Consumer surplus and producer surplus is an economic term which is used for stating the relevant economic terminology. The consumer surplus occurs whenever and individually pays less than what they are prepared to pay for a particular product. The consumer surplus directly revolves around an adequate demand curve, which indicates that the price consumers are prepared to pay for a quantity of a good is directly based on the expectation of the private benefit that could be generated from the transaction. Therefore, the consumer surplus occurs when an individual pays a low amount for the product in comparison to the initial amount.
Moreover, the consumer surplus is intended to decline in time when the relevant consumptions from the buyers increase. Therefore, it could be understood that the decline in consumer surplus occurs when individuals start to increase the consumption of the relevant product. This directly explains the law of diminishing marginal utility, which indicates that the first unit of goods and services consumed, generates much greater utility than the second one. Hence, the first payment is relatively made to subdue the thirst of the consumers where they are ready to pay a relatively high price for the overall product. Thus, it could be understood that the consumer surplus increases in the first purchase that is conducted by the consumer, which relatively reduces with the increment in consumptions by the consumer.

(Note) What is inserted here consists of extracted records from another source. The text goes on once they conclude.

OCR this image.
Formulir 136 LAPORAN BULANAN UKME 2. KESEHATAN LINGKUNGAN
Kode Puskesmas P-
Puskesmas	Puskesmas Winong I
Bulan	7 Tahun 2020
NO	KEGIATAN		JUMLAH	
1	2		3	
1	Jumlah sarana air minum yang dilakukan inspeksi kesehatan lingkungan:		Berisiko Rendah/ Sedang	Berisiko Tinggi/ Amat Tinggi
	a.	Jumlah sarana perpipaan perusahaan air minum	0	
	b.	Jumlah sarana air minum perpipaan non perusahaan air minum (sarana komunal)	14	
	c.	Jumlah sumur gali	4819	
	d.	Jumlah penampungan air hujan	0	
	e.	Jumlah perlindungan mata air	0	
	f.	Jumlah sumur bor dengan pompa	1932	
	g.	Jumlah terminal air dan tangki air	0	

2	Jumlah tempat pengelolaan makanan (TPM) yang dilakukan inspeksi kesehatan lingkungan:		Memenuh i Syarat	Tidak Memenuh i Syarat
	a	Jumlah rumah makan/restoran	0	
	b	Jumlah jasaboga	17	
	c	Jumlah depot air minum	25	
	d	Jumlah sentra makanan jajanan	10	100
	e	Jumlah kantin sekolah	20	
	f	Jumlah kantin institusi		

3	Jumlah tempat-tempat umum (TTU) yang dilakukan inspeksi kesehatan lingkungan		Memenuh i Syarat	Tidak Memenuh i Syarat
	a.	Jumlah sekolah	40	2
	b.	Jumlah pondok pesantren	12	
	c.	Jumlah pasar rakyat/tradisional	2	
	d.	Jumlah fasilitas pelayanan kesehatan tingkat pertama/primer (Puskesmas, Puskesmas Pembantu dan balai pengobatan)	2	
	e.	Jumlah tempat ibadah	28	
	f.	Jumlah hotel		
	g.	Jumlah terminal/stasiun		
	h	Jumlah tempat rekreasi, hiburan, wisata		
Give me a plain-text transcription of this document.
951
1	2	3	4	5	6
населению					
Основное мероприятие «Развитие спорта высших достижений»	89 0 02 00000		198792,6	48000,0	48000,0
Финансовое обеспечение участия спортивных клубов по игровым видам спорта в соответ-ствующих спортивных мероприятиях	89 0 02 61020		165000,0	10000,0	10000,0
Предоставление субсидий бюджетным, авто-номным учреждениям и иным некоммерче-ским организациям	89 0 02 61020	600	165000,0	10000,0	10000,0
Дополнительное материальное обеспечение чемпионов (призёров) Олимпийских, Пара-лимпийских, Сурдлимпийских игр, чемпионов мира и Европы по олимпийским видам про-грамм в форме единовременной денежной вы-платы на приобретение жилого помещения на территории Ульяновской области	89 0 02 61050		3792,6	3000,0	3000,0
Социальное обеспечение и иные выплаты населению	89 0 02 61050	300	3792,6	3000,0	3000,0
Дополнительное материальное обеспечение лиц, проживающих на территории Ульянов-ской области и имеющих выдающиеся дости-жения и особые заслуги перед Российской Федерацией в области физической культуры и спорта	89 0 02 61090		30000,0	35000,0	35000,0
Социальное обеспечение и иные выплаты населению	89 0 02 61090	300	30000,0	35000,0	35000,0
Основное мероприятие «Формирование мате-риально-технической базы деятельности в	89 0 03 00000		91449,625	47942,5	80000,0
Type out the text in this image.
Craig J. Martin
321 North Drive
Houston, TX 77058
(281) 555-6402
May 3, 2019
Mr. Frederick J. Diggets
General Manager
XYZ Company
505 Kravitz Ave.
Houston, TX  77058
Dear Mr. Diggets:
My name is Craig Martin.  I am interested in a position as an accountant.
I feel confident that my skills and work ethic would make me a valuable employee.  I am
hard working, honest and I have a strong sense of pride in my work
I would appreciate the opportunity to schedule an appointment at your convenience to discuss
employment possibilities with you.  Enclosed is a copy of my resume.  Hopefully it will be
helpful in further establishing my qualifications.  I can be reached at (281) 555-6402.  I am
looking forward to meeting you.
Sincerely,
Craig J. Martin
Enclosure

Producer surplus is the additional private benefits to the producers that are provided in terms of profits and the price they receive in the market is relatively more than the anticipated value. The producer’s surplus is conducted when the demand for the product is relatively high in the market while the overall supply is limited. In this instance, the producer relatedly receives a reward that is more than and the amount that covers the overall cost of production. This producer surplus is relatively reduced in time when the overall supply of the product increases or the demand from the consumer decreases in time due to the impact of the law of diminishing marginal utility.
Therefore, it is detected that the producer surplus is the overall difference between the lowest prices a producer would be willing to accept the market price. This difference directly causes the producer to incur a higher level of profits from their operations due to the increasing market price of the product. However, a similar instance is witnessed for the consumer surplus, as it is the difference between the highest price a consumer is willing to pay for the actual market price of the goods or services. Thus, both consumer surplus and producer surplus is affected by the law of diminishing marginal utility, which reduces the consumers’ willingness to provide premium prices for the products and reduces the high level of profits generated by the producers. Therefore, it is detected that the economic surplus only occurs when the overall consumer surplus is added to the producer’s surplus.
Consumer surplus example:
The above figure provides information about the overall formula for calculating the consumer surplus, which is ½ base x height. The consumer surplus is positive when consumers are willing to pay more than the market price of a particular product. The above figure directly highlights the formula and the measurement that can be conducted to identify the overall consumer surplus of a product. The above graph indicates that the market price for the overall quantity demanded is at the levels of $18, while the consumers are willing to pay a price of $30, while the overall units that produced are at the levels of 20. This mainly makes the consumer surplus at the levels of $120, where the formula is 1/2x(20)x[(30-18]. Therefore, it is detected that the total consumer surplus is mainly at the levels of $120, as per the relevant calculations.
One of the major Examples for consumer surplus is the demand for water among consumers who are thirsty on a sunny day. the first glass of lemon water that is provided by the producer can have a higher amount of price, as the consumers are willing to give high value to the product to satisfy their current needs. However, after drinking one glass of lemon water the consumer starts to reduce the level of price that they are willing to pay for the same product. Hence, increment in consumption directly reduces the price of lemon water as the thirst of the consumers has been satisfied. The example directly satisfies the law of diminishing marginal utility where consumers’ willingness to pay a premium price for a particular product declines with the increment in consumption.
Producer surplus example:
The above figure provides information about the producer surplus calculation that has been adapted for identifying the total surplus value that has been generated from a particular example. The consumer surplus also uses a similar method for detecting the overall values, where the formula is ½ base x heights. Devaluation directly indicates that the overall market price for the quantity supplied by the producer is at the levels of $25 for 20 units. However, $5 is considered the minimum price that the producer is willing to accept for single unit office goods. This directly indicates that the overall base for the producer’s surplus is at the levels of $20, where the total producer surplus amount is $200 for the example. The formula 1/2x(20)x[(25-5] is mainly used for detecting the overall $200 producer surplus, which is depicted in the above figure.
One of the adequate examples for producer surplus is coffee as it is essentially the same across all producers. However, the price of a cup of coffee can widely vary depending on where it is sold as the price for coffee can drastically increase for Starbucks in comparison to McDonald's as drinkers have a strong preference regarding where to buy the coffee drinks. Thus, the difference between the lowest available price for the coffee cup and the highest price is the producer surplus for the coffee reduces. Hence, coffee lovers are willing to pay more for the same service due to the strong preference they have for the love of coffee.